Changes of local electronic structure of perfect (VO)2P2O7(1 0 0) surface in response to oxygen vacancy formation: effect of electron trapping

This paper reports theoretical calculations based on density functional theory applied to investigate how the formation of oxygen vacancies modify the catalytic properties of the (VO)2P2O7(1 0 0) surface. Although a detailed understanding of the structure of the perfect surface is crucial, it must be stressed that in most practical cases oxide surfaces are defective and irregular. Among the various defects occurring in the metal oxides, the oxygen vacancy at the surface has received particular attention from both experimentalists and theoreticians. In spite of its simplicity this relatively common defect has very interesting properties. In this work one type of surface oxygen monovacancy is considered––the neutral Fs0 center i.e. vacancy with two trapped electrons.

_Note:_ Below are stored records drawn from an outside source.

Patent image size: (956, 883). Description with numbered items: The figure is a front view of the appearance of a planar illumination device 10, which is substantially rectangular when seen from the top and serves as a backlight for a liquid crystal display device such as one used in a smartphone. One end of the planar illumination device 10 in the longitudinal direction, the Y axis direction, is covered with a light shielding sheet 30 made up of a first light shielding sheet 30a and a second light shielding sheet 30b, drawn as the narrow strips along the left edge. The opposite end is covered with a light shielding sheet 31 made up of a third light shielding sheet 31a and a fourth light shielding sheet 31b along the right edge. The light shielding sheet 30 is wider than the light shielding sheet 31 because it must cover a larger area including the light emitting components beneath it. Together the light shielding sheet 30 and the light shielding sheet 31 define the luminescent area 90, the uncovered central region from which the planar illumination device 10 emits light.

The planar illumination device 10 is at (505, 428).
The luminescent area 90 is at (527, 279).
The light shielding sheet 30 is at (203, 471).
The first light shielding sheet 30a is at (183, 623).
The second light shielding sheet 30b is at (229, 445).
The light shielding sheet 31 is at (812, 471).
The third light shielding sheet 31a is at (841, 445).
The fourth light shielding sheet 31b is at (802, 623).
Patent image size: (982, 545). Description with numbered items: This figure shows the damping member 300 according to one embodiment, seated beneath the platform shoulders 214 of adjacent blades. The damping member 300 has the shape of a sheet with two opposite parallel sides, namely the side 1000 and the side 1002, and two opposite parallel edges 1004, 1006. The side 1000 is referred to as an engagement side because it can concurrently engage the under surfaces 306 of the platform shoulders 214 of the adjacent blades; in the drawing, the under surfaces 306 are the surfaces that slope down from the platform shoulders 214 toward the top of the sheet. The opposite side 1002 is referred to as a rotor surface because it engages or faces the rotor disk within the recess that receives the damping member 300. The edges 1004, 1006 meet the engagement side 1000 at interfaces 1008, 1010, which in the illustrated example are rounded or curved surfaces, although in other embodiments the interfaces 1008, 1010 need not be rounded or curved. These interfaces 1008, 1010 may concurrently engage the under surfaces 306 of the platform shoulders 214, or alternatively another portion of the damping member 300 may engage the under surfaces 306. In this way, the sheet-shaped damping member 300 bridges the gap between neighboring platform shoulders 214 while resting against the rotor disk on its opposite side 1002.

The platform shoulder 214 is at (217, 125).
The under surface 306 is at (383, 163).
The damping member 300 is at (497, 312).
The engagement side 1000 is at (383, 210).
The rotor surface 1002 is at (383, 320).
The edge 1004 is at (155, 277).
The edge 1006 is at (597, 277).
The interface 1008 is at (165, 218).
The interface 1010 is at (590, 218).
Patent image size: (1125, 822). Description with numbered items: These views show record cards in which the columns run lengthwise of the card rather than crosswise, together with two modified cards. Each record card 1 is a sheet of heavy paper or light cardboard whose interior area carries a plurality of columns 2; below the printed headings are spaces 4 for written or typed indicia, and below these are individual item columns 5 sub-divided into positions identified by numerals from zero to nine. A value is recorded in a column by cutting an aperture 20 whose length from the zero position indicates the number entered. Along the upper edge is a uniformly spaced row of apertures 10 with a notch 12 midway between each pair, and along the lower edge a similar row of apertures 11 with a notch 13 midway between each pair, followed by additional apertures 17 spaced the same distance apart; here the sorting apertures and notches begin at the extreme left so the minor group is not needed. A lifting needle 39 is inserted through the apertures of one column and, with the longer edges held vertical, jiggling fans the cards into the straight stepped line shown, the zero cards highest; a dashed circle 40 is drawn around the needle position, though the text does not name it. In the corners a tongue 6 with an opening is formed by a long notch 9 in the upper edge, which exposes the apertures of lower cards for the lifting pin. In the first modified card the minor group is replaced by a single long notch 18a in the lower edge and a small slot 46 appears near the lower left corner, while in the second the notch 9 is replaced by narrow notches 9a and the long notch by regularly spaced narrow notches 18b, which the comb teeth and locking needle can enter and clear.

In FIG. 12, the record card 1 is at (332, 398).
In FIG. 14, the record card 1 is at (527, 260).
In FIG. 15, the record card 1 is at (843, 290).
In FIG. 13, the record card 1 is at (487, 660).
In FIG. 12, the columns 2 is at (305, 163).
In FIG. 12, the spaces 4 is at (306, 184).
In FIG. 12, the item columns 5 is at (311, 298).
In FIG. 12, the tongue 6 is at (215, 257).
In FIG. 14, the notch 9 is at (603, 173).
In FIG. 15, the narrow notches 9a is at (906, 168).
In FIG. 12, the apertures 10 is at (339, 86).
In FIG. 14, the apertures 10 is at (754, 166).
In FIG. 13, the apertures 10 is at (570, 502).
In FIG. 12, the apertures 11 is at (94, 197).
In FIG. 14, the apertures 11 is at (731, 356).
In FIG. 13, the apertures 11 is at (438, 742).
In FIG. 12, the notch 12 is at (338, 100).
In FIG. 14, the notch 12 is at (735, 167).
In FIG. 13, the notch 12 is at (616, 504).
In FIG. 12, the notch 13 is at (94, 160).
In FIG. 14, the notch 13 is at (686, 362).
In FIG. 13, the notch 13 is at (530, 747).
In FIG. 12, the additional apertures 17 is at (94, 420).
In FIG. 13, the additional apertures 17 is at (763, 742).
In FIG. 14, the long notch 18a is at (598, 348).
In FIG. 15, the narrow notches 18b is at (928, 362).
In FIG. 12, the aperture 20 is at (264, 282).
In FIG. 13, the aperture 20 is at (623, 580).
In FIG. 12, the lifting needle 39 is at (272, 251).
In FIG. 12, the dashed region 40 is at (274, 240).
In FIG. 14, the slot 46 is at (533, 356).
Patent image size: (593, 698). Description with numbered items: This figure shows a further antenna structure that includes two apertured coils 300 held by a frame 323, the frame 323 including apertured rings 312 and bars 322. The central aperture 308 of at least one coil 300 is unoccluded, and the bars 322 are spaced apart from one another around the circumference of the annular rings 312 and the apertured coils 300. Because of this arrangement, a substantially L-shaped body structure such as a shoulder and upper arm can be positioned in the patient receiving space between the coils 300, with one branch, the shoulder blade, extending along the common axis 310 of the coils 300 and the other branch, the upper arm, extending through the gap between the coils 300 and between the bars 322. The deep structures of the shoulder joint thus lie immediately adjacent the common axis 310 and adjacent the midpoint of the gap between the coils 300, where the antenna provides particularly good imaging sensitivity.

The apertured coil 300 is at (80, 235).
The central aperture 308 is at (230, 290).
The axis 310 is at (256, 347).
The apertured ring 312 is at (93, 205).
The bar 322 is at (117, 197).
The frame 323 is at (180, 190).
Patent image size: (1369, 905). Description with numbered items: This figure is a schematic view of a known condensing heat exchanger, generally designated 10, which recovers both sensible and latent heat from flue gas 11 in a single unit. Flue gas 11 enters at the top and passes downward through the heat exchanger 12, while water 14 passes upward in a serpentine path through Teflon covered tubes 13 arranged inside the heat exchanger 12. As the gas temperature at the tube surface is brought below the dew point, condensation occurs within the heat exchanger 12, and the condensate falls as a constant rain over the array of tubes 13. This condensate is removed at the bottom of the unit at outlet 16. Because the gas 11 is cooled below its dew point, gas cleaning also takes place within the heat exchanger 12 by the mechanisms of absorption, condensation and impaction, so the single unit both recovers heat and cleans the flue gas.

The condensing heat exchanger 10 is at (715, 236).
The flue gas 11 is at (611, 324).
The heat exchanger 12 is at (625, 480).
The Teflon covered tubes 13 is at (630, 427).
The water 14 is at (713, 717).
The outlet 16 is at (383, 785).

Electronic structures of vacancies at the (VO)2P2O7(1 0 0) surface are studied using a cluster model. The energetics of defect formation and the effect of electron trapping on the atomic arrangement is discussed. It is shown that the vacancies significantly modify the physical and chemical properties of the (VO)2P2O7(1 0 0) surface, thus influencing its catalytic behavior. A link between the sensitivity of the reactivity of the chemical system and the perturbation in the electronic density of the system due to the point anionic defects is demonstrated.